Marine Le Pen et la Syrie par Bernard Guetta (France Inter)

Article  •  Publié sur Souria Houria le 21 février 2017

Marie Le PEN et le président libanais Michel Oun

Marine Le Pen et la Syrie

Pour elle, c’était une première. Mme Le Pen, la candidate à la présidentielle française qui caracole aujourd’hui en tête des sondages, était hier au Liban où elle a été reçue par le chef de l’Etat, Michel Aoun, et le Premier ministre, Saad Hariri.

Jamais elle n’avait eu droit à tant d’honneurs. Jamais un pays étranger ne l’avait traitée en personne pouvant accéder à la plus haute fonction de la République et jamais n’avait-elle ainsi eu l’occasion de développer aussi solennellement, si près de Damas, sa vision de la crise syrienne.

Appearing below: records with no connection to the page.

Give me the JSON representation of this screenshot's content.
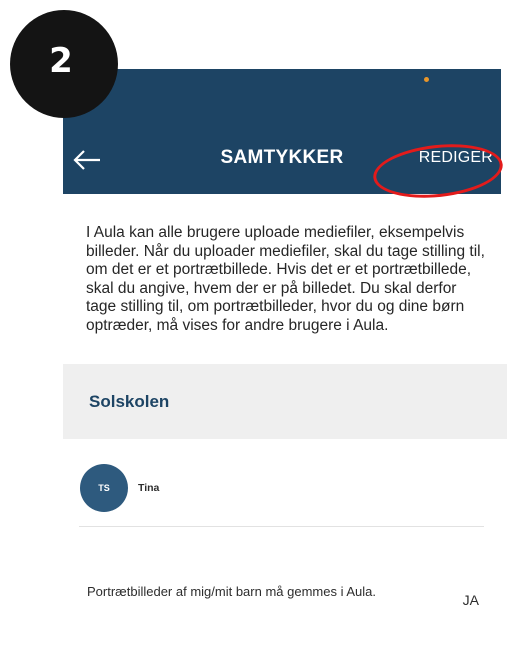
{
  "step_marker": "2",
  "header": {
    "title": "SAMTYKKER",
    "back_icon": "arrow-left-icon",
    "edit_label": "REDIGER",
    "background_color": "#1d4464",
    "status_dot_color": "#e8962a"
  },
  "annotation": {
    "highlight_color": "#e31b1b"
  },
  "intro": {
    "text": "I Aula kan alle brugere uploade mediefiler, eksempelvis billeder. Når du uploader mediefiler, skal du tage stilling til, om det er et portrætbillede. Hvis det er et portrætbillede, skal du angive, hvem der er på billedet. Du skal derfor tage stilling til, om portrætbilleder, hvor du og dine børn optræder, må vises for andre brugere i Aula."
  },
  "section": {
    "title": "Solskolen"
  },
  "user": {
    "initials": "TS",
    "name": "Tina"
  },
  "consent": {
    "label": "Portrætbilleder af mig/mit barn må gemmes i Aula.",
    "value": "JA"
  }
}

Pour elle, les choses sont simples. « J’ai clairement exprimé, a-t-elle indiqué après son entretien avec le Premier ministre, qu’il m’apparaissait que Bachar al-Assad était évidemment une solution bien plus rassurante pour la France que l’Etat islamique ». « Il m’apparaît, a-t-elle ajouté, n’y avoir aucune solution viable et plausible en dehors de ce choix binaire qui est Bachar al-Assad d’un côté et l’Etat islamique de l’autre ».

C’est une position limpide, parfaitement limpide, mais elle n’en est pas moins surprenante car qui propose, en France ou ailleurs, de faire de l’Etat islamique, des égorgeurs de Daesh, une solution à la crise syrienne ? Personne, absolument personne.

Cette option que Mme Le Pen repousse pour mieux prôner la solution Bachar al-Assad n’est défendue ni par les Américains, ni par les Européens, ni par les pays sunnites, ni par la Turquie, ni par l’Iran et la Russie, bien sûr, qui sont totalement aux côtés du régime syrien.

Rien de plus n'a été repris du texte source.